Возвратились кое-какие мужики в деревню, но многие остались где-то на западе, на Смоленщине, в Белоруссии и на Украине, да и в чужих землях залегли в братских могилах. Сократилось в деревне количество мужиков, но подросли ребята, не захваченные фронтом. Подрастала надежда вдов, не дождавшихся мужей с войны.

А жить народу было трудно. В побеждённую Германию уходили эшелоны хлеба, а в целых областях страны народ голодал. И всё равно славили великого Сталина. Радио в Наумове провели – из тарелки, висящей в простенке между окнами избы, слышались известия. И имя Сталина звенело каждый день. Разве можно было не любить Сталина, разве можно было обижаться на него, даже если за половиной буханки хлеба нужно было идти в Александров и стоять там с карточками в очередях? Ну как же, война ведь жестокая прошла. Слава Богу, победили, так чего ж обижаться-то?

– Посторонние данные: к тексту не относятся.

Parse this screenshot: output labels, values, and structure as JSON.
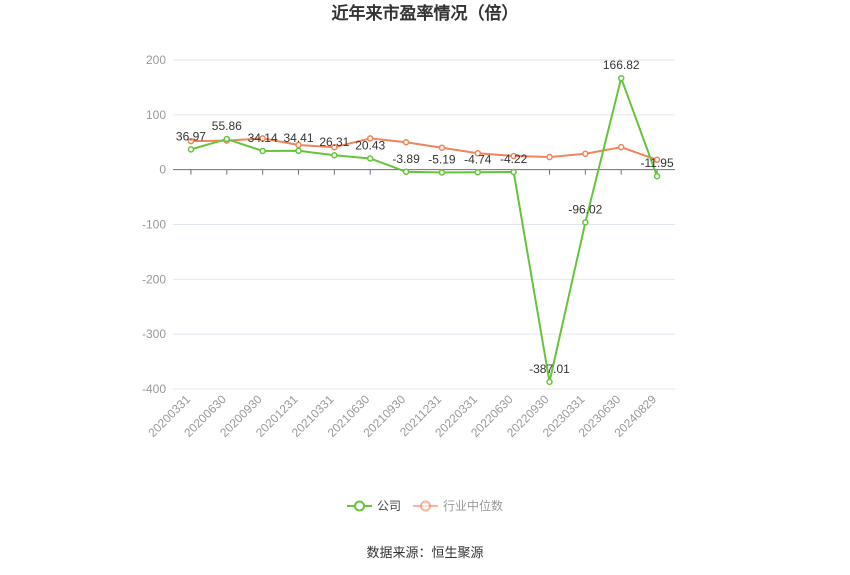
{
  "chart_data": {
    "type": "line",
    "title": "近年来市盈率情况（倍）",
    "categories": [
      "20200331",
      "20200630",
      "20200930",
      "20201231",
      "20210331",
      "20210630",
      "20210930",
      "20211231",
      "20220331",
      "20220630",
      "20220930",
      "20230331",
      "20230630",
      "20240829"
    ],
    "yticks": [
      200,
      100,
      0,
      -100,
      -200,
      -300,
      -400
    ],
    "ylim": [
      -400,
      200
    ],
    "grid": true,
    "legend_position": "bottom",
    "series": [
      {
        "name": "公司",
        "color": "#65c43a",
        "data_labels": true,
        "values": [
          36.97,
          55.86,
          34.14,
          34.41,
          26.31,
          20.43,
          -3.89,
          -5.19,
          -4.74,
          -4.22,
          -387.01,
          -96.02,
          166.82,
          -11.95
        ]
      },
      {
        "name": "行业中位数",
        "color": "#f0845a",
        "data_labels": false,
        "values": [
          52,
          53,
          57,
          45,
          41,
          57,
          50,
          40,
          30,
          25,
          23,
          29,
          41,
          18
        ]
      }
    ]
  },
  "source": "数据来源：恒生聚源"
}
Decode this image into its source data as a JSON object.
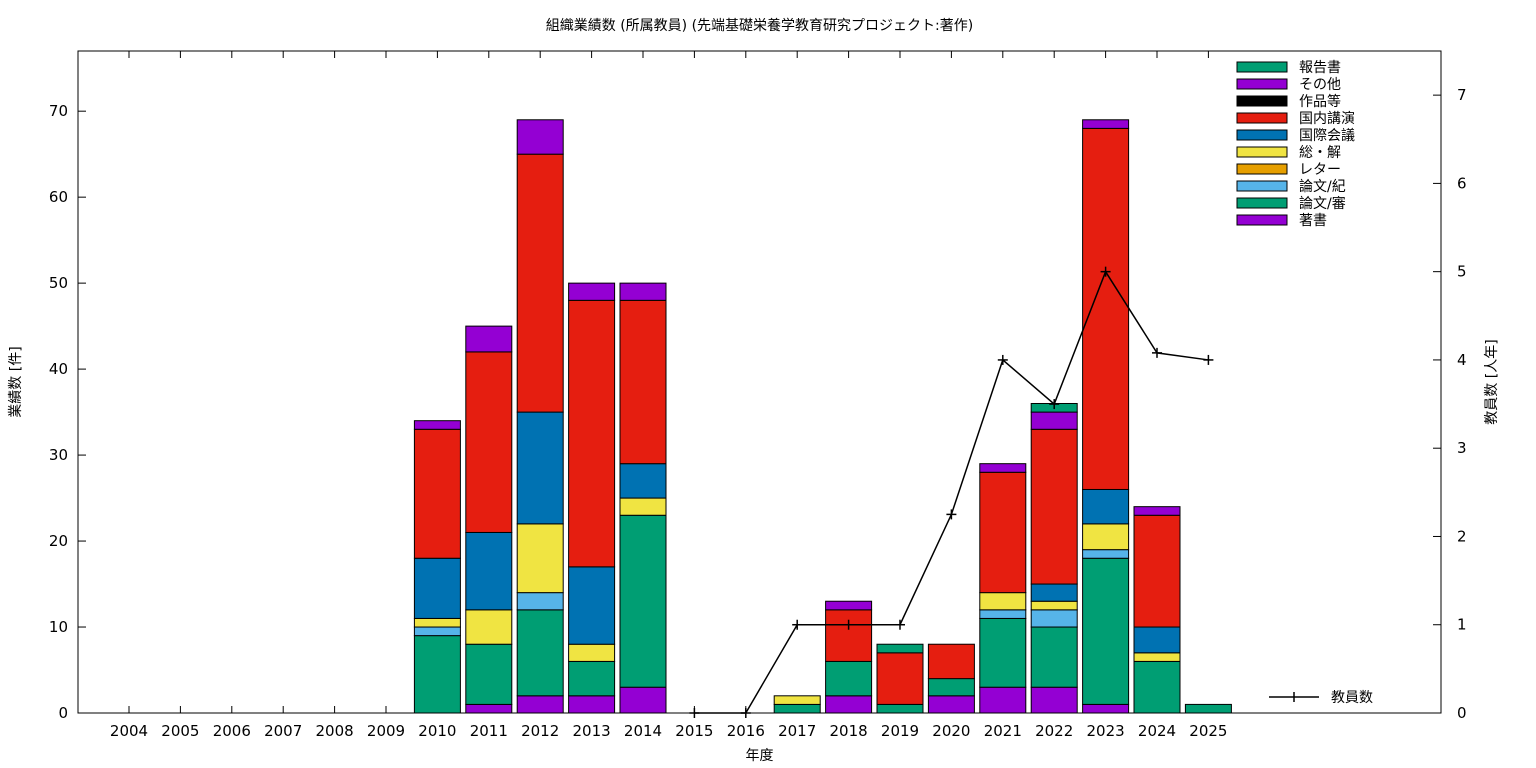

Но вот уже и Сталин умер, плакали все в деревне, ждали огромных перемен. Все сразу заговорили о политике. Перечисляли всех руководителей партии и правительства. Каждое слово по радио и в газетах ловили слёту. Траурная музыка из Колонного зала Дома Союзов все дни слышалась по радио, никто не смел выдёргивать шнур из розетки..

А Борька взрослел, жадно вслушивался во все политические новости и известия, прилипал к радиотарелке. Ловил районную газетку «Голос труда» и читал из чужих рук. Заставил отца выписать владимирскую областную газету «Призыв». Хоть и скучное было чтение, а всё-таки читал: кто там начальник, кто его сменил, кого там выбрали в Московское руководство.

8

В старших классах Борис стал учиться заметно хуже. Если в младших классах он всё-таки как-никак стремился делать уроки, то теперь, отправляясь в Александров, в школу, он захватывал с собой только одну тетрадь, а книг не носил вовсе. Так все предметы и записывал в одной тетрадочке, которую дома и не открывал. На уроках, правда, учителям отвечал, преимущественно на тройку.

Но примерно с девятого класса Борька вдруг заинтересовался историей. На уроках истории Борька с открытым ртом слушал учительницу Ольгу Петровну, которая рассказывала учебный материал как никто из преподавателей. После её рассказов школьники заметно гордились своей страной – СССР, хотя и жили впроголодь, с их уст не сходили имена революционеров, Сталина, Ленина, Будённого, Ворошилова, Чапаева, Щорса и Пархоменко. С уважением школьники называли имена вещего князя Олега, Александра Невского, царя Петра Первого, полководцев Суворова и Кутузова, адмирала Нахимова, которые укрепляли, строили и защищали великую Русь, умножали её славу и авторитет в мире. И столько беспокойств добавил учительнице интерес Елина к истории! Теперь ей только и приходилось искать дополнительную литературу, чтобы ответить на его многочисленные вопросы: зачем, кто виноват, почему это случилось? На все эти вопросы ученик получал пространные ответы. О каждом великом человеке Ольга Петровна повествовала и сама с увлечением. Вот это Борьке нравилось. Вот это ему было по душе. И он просто влюблялся в великих людей России и Советского Союза, очень гордился победой над Германией, славой всего народа.